Creative Emmy Awards 2012: Game of Thrones picks up six prizes
Fantasy series Game Of Thrones has dominated the Creative Emmy Awards, which recognize arts, craft and technical work on television shows.
The HBO programme picked up six prizes including best visual effects and best costumes – the latter of which went to British designer Michele Clapton.
BBC nature show Frozen Planet took home four awards, led by the trophy for outstanding non-fiction series.
And actress Kathy Bates won a prize for her impersonation of Charlie Sheen.
The Oscar-winner was a guest star on sitcom Two And A Half Men, from which Charlie Sheen was fired in 2011, playing the ghost of his character, Charlie Harper.
Kathy Bates, who revealed last week she had had a double mastectomy, was not able to collect her award in person, but proved a popular winner with the audience in Los Angeles.
She was one of a handful of guest actors honored at the technical awards, which precede next week’s Primetime Emmys.
Chat show host Jimmy Fallon won the prize for best guest actor in a comedy series, in recognition of his appearance on long-running sketch show Saturday Night Live.
Actress Martha Plimpton was named best guest actress in a drama for her recurring role in legal drama The Good Wife. She plays Patti Nyholm, a conniving lawyer who has used her pregnancy and, in recent episodes, her baby to win sympathy from judges and juries.
In what was described as a “major upset” by The Hollywood Reporter, Jeremy Davies won best guest actor in a drama, for his role in crime drama Justified.
Jeremy Davies, who beat the likes of Jason Ritter, Michael J Fox, and Mark Margolis, seemed as surprised by his victory as the press were.
“Is this is actually happening and is it officially too late for a recount?” he asked reporters backstage.
British series Downton Abbey, which returns for its third series in the UK tonight, scooped two awards – for hairstyling and original dramatic score.

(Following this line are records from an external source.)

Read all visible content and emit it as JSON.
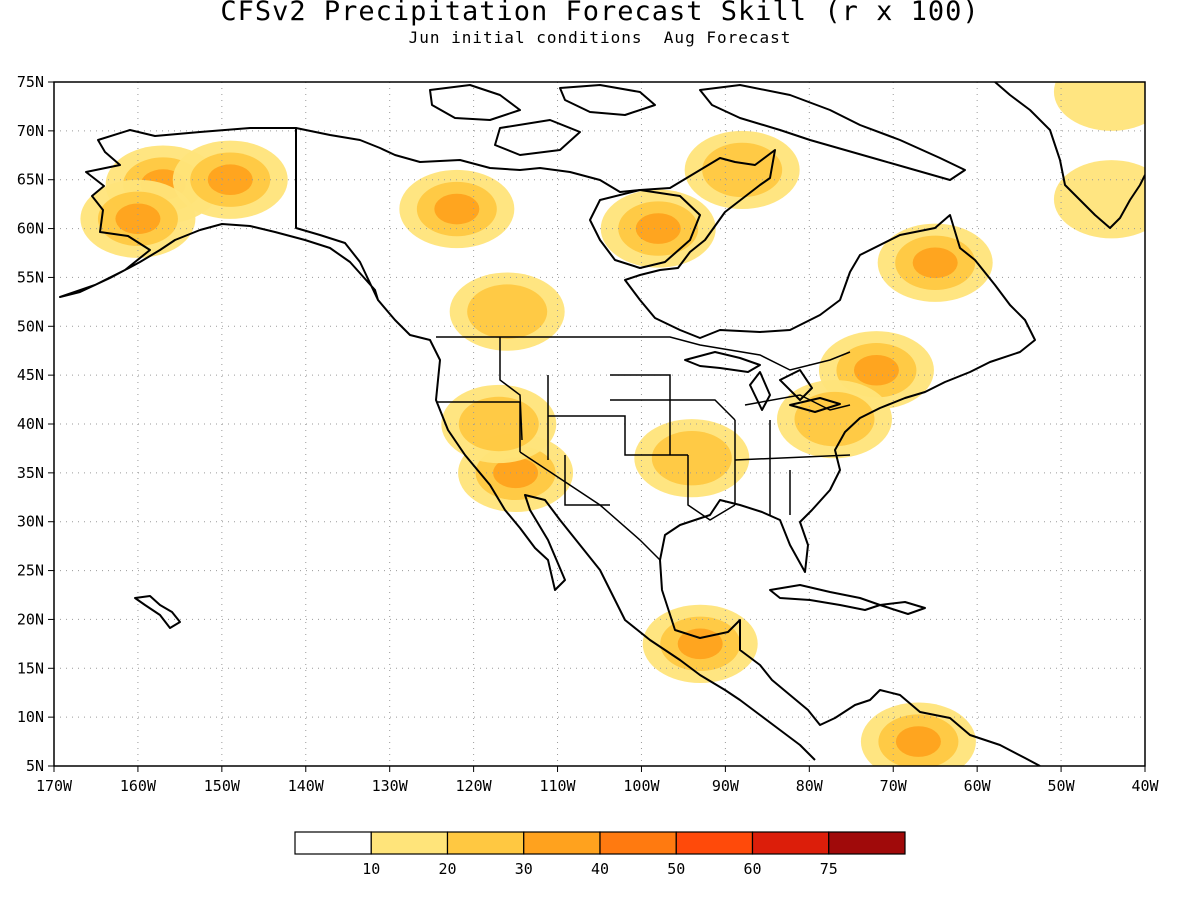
{
  "title": "CFSv2 Precipitation Forecast Skill (r x 100)",
  "subtitle": "Jun initial conditions  Aug Forecast",
  "map": {
    "lon_range": [
      -170,
      -40
    ],
    "lat_range": [
      5,
      75
    ],
    "lon_ticks": [
      {
        "value": -170,
        "label": "170W"
      },
      {
        "value": -160,
        "label": "160W"
      },
      {
        "value": -150,
        "label": "150W"
      },
      {
        "value": -140,
        "label": "140W"
      },
      {
        "value": -130,
        "label": "130W"
      },
      {
        "value": -120,
        "label": "120W"
      },
      {
        "value": -110,
        "label": "110W"
      },
      {
        "value": -100,
        "label": "100W"
      },
      {
        "value": -90,
        "label": "90W"
      },
      {
        "value": -80,
        "label": "80W"
      },
      {
        "value": -70,
        "label": "70W"
      },
      {
        "value": -60,
        "label": "60W"
      },
      {
        "value": -50,
        "label": "50W"
      },
      {
        "value": -40,
        "label": "40W"
      }
    ],
    "lat_ticks": [
      {
        "value": 5,
        "label": "5N"
      },
      {
        "value": 10,
        "label": "10N"
      },
      {
        "value": 15,
        "label": "15N"
      },
      {
        "value": 20,
        "label": "20N"
      },
      {
        "value": 25,
        "label": "25N"
      },
      {
        "value": 30,
        "label": "30N"
      },
      {
        "value": 35,
        "label": "35N"
      },
      {
        "value": 40,
        "label": "40N"
      },
      {
        "value": 45,
        "label": "45N"
      },
      {
        "value": 50,
        "label": "50N"
      },
      {
        "value": 55,
        "label": "55N"
      },
      {
        "value": 60,
        "label": "60N"
      },
      {
        "value": 65,
        "label": "65N"
      },
      {
        "value": 70,
        "label": "70N"
      },
      {
        "value": 75,
        "label": "75N"
      }
    ],
    "grid": "dotted",
    "skill_regions": [
      {
        "region": "Alaska west",
        "lon": -157,
        "lat": 64.5,
        "level": 3
      },
      {
        "region": "Alaska east",
        "lon": -149,
        "lat": 65,
        "level": 3
      },
      {
        "region": "Alaska south",
        "lon": -160,
        "lat": 61,
        "level": 3
      },
      {
        "region": "NW Canada",
        "lon": -122,
        "lat": 62,
        "level": 3
      },
      {
        "region": "Hudson Bay west",
        "lon": -98,
        "lat": 60,
        "level": 3
      },
      {
        "region": "Canadian prairies",
        "lon": -116,
        "lat": 51.5,
        "level": 2
      },
      {
        "region": "Labrador",
        "lon": -65,
        "lat": 56.5,
        "level": 3
      },
      {
        "region": "Baffin",
        "lon": -88,
        "lat": 66,
        "level": 2
      },
      {
        "region": "Northeast US",
        "lon": -72,
        "lat": 45.5,
        "level": 3
      },
      {
        "region": "Mid-Atlantic",
        "lon": -77,
        "lat": 40.5,
        "level": 2
      },
      {
        "region": "Southwest US",
        "lon": -115,
        "lat": 35,
        "level": 3
      },
      {
        "region": "Great Basin",
        "lon": -117,
        "lat": 40,
        "level": 2
      },
      {
        "region": "Southern Plains",
        "lon": -94,
        "lat": 36.5,
        "level": 2
      },
      {
        "region": "Southern Mexico",
        "lon": -93,
        "lat": 17.5,
        "level": 3
      },
      {
        "region": "Northern South America",
        "lon": -67,
        "lat": 7.5,
        "level": 3
      },
      {
        "region": "Greenland south",
        "lon": -44,
        "lat": 63,
        "level": 1
      },
      {
        "region": "Greenland north",
        "lon": -44,
        "lat": 74,
        "level": 1
      }
    ]
  },
  "legend": {
    "labels": [
      "10",
      "20",
      "30",
      "40",
      "50",
      "60",
      "75"
    ],
    "colors": [
      "#ffffff",
      "#ffe47a",
      "#ffc841",
      "#ffa21e",
      "#ff7a10",
      "#ff4a0a",
      "#dc1e0a",
      "#a00a0a"
    ]
  }
}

As temperatures outside the Nokia Theater reached 36 Celsius (97 Farenheit), Glasgow-born Downton composer John Lunn joked: “How do you live in this heat? The ovens in Scotland don’t get this hot!”
Political thriller Homeland won its first ever Emmy award, for outstanding casting in a drama series, perhaps an indicator that acting prizes will be in store for Claire Danes and Damian Lewis at next week’s Primetime ceremony.

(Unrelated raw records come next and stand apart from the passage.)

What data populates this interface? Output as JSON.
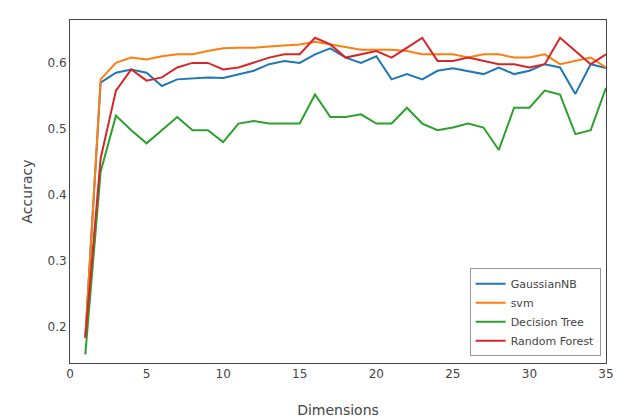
{
  "chart_data": {
    "type": "line",
    "xlabel": "Dimensions",
    "ylabel": "Accuracy",
    "x": [
      1,
      2,
      3,
      4,
      5,
      6,
      7,
      8,
      9,
      10,
      11,
      12,
      13,
      14,
      15,
      16,
      17,
      18,
      19,
      20,
      21,
      22,
      23,
      24,
      25,
      26,
      27,
      28,
      29,
      30,
      31,
      32,
      33,
      34,
      35
    ],
    "series": [
      {
        "name": "GaussianNB",
        "values": [
          0.185,
          0.57,
          0.585,
          0.59,
          0.585,
          0.565,
          0.575,
          0.577,
          0.578,
          0.577,
          0.582,
          0.588,
          0.598,
          0.603,
          0.6,
          0.613,
          0.622,
          0.608,
          0.6,
          0.61,
          0.575,
          0.583,
          0.575,
          0.588,
          0.592,
          0.588,
          0.583,
          0.593,
          0.583,
          0.588,
          0.598,
          0.593,
          0.553,
          0.598,
          0.592
        ]
      },
      {
        "name": "svm",
        "values": [
          0.183,
          0.575,
          0.6,
          0.608,
          0.605,
          0.61,
          0.613,
          0.613,
          0.618,
          0.622,
          0.623,
          0.623,
          0.625,
          0.626,
          0.628,
          0.632,
          0.628,
          0.623,
          0.62,
          0.62,
          0.62,
          0.618,
          0.613,
          0.613,
          0.613,
          0.608,
          0.613,
          0.613,
          0.608,
          0.608,
          0.613,
          0.598,
          0.603,
          0.608,
          0.593
        ]
      },
      {
        "name": "Decision Tree",
        "values": [
          0.158,
          0.435,
          0.52,
          0.498,
          0.478,
          0.498,
          0.518,
          0.498,
          0.498,
          0.48,
          0.508,
          0.512,
          0.508,
          0.508,
          0.508,
          0.552,
          0.518,
          0.518,
          0.522,
          0.508,
          0.508,
          0.532,
          0.508,
          0.498,
          0.502,
          0.508,
          0.502,
          0.468,
          0.532,
          0.532,
          0.558,
          0.552,
          0.492,
          0.498,
          0.562
        ]
      },
      {
        "name": "Random Forest",
        "values": [
          0.183,
          0.455,
          0.558,
          0.59,
          0.573,
          0.578,
          0.593,
          0.6,
          0.6,
          0.59,
          0.593,
          0.6,
          0.608,
          0.613,
          0.613,
          0.638,
          0.628,
          0.608,
          0.613,
          0.618,
          0.608,
          0.623,
          0.638,
          0.603,
          0.603,
          0.608,
          0.603,
          0.598,
          0.598,
          0.593,
          0.598,
          0.638,
          0.618,
          0.598,
          0.613
        ]
      }
    ],
    "xlim": [
      0,
      35
    ],
    "ylim": [
      0.145,
      0.665
    ],
    "xticks": [
      0,
      5,
      10,
      15,
      20,
      25,
      30,
      35
    ],
    "yticks": [
      0.2,
      0.3,
      0.4,
      0.5,
      0.6
    ],
    "grid": false,
    "legend": "lower right"
  }
}
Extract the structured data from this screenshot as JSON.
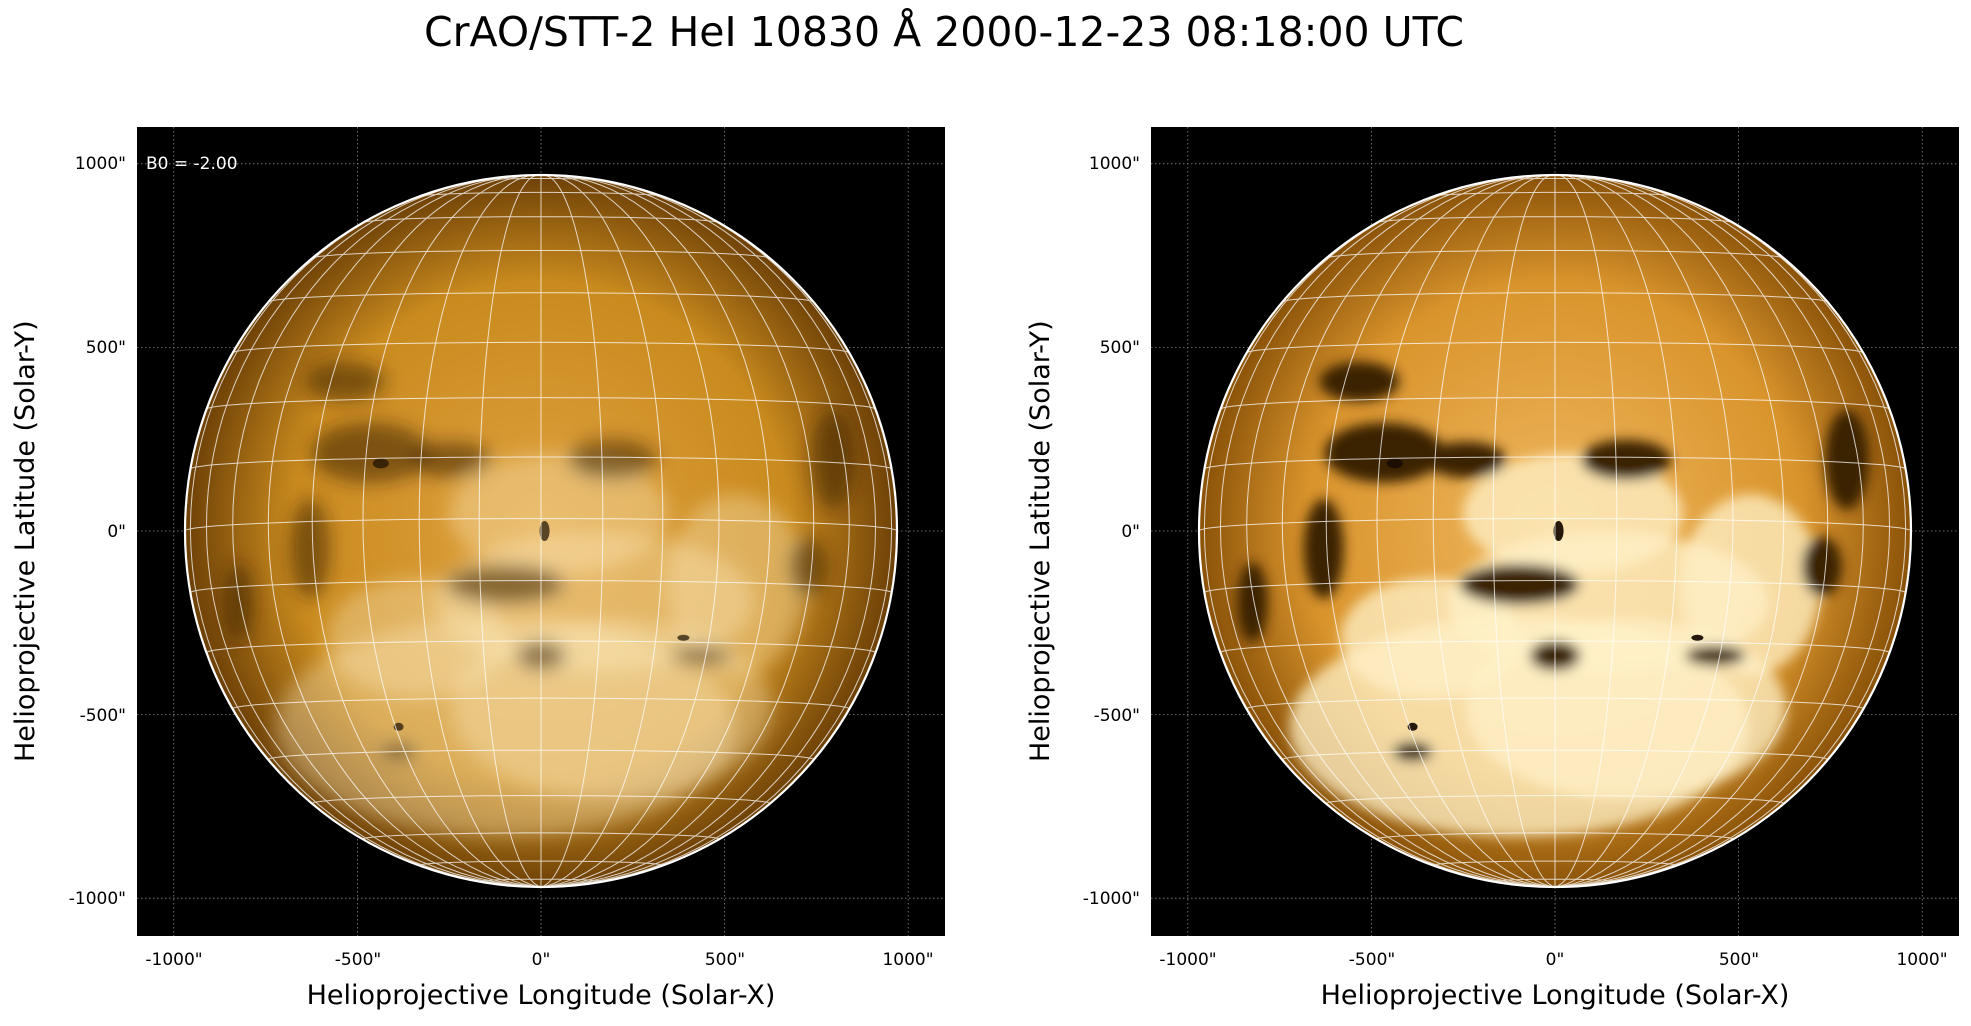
{
  "figure": {
    "title": "CrAO/STT-2 HeI 10830 Å 2000-12-23 08:18:00 UTC"
  },
  "panels": [
    {
      "annotation": "B0 = -2.00",
      "xlabel": "Helioprojective Longitude (Solar-X)",
      "ylabel": "Helioprojective Latitude (Solar-Y)",
      "xticks": [
        "-1000\"",
        "-500\"",
        "0\"",
        "500\"",
        "1000\""
      ],
      "yticks": [
        "1000\"",
        "500\"",
        "0\"",
        "-500\"",
        "-1000\""
      ],
      "contrast": "normal"
    },
    {
      "annotation": "",
      "xlabel": "Helioprojective Longitude (Solar-X)",
      "ylabel": "Helioprojective Latitude (Solar-Y)",
      "xticks": [
        "-1000\"",
        "-500\"",
        "0\"",
        "500\"",
        "1000\""
      ],
      "yticks": [
        "1000\"",
        "500\"",
        "0\"",
        "-500\"",
        "-1000\""
      ],
      "contrast": "enhanced"
    }
  ],
  "colors": {
    "disk_base": "#c98a1e",
    "disk_light": "#f2c77a",
    "disk_dark": "#3a2204",
    "background": "#000000",
    "grid": "#ffffff"
  }
}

Director Martin Scorsese also received one of the coveted statuettes, which depict a winged woman holding an atom, for his documentary on former Beatle, George Harrison.

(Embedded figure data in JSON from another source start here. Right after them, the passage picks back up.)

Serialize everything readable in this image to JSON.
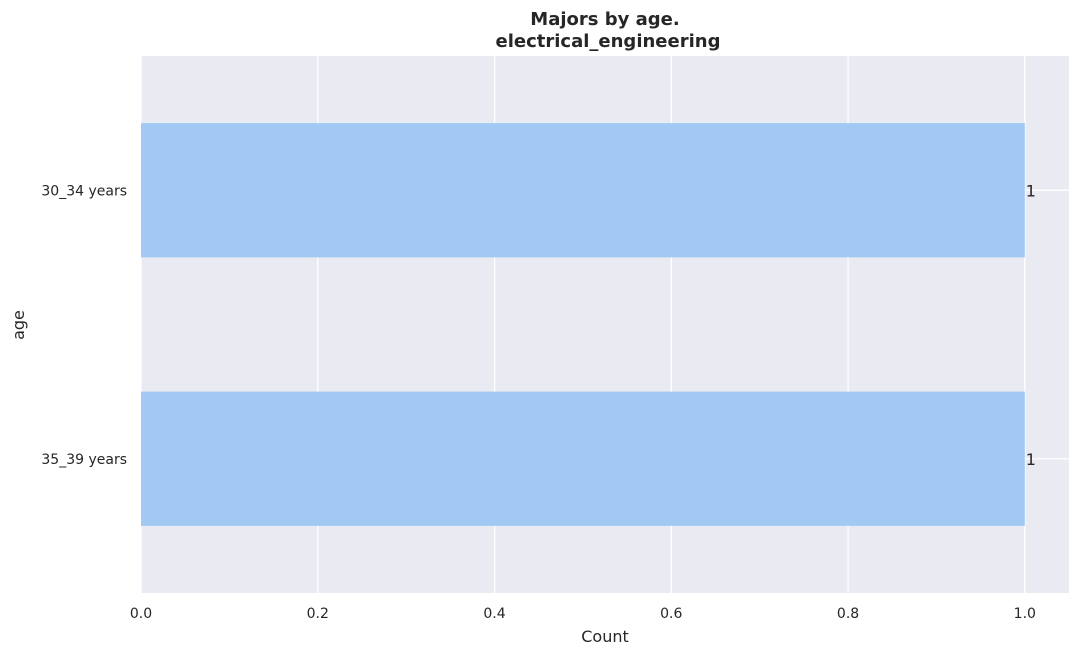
{
  "chart_data": {
    "type": "bar",
    "orientation": "horizontal",
    "title_lines": [
      "Majors by age.",
      "electrical_engineering"
    ],
    "xlabel": "Count",
    "ylabel": "age",
    "categories": [
      "30_34 years",
      "35_39 years"
    ],
    "values": [
      1,
      1
    ],
    "data_labels": [
      "1",
      "1"
    ],
    "xlim": [
      0,
      1.05
    ],
    "xticks": [
      0.0,
      0.2,
      0.4,
      0.6,
      0.8,
      1.0
    ],
    "xtick_labels": [
      "0.0",
      "0.2",
      "0.4",
      "0.6",
      "0.8",
      "1.0"
    ],
    "grid": true,
    "bar_color": "#a1c9f4",
    "background_color": "#eaeaf2",
    "grid_color": "#ffffff"
  }
}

George Harrison’s widow, Olivia, told reporters the guitarist had been planning his own documentary before his death in 2001.
“After the Beatles Anthology came out, he started filming and was filming for several years to do his own story,” she said.
“I think he would be very happy with the award and the reception.”
The biggest upset of the night was for critics’ darling Mad Men. The 1960s advertising drama, an Emmy favorite, failed to win any of the awards it was shortlisted for.
It is still in the running for the top award at the Primetime Emmys, which will be hosted by Jimmy Kimmel on 23 September.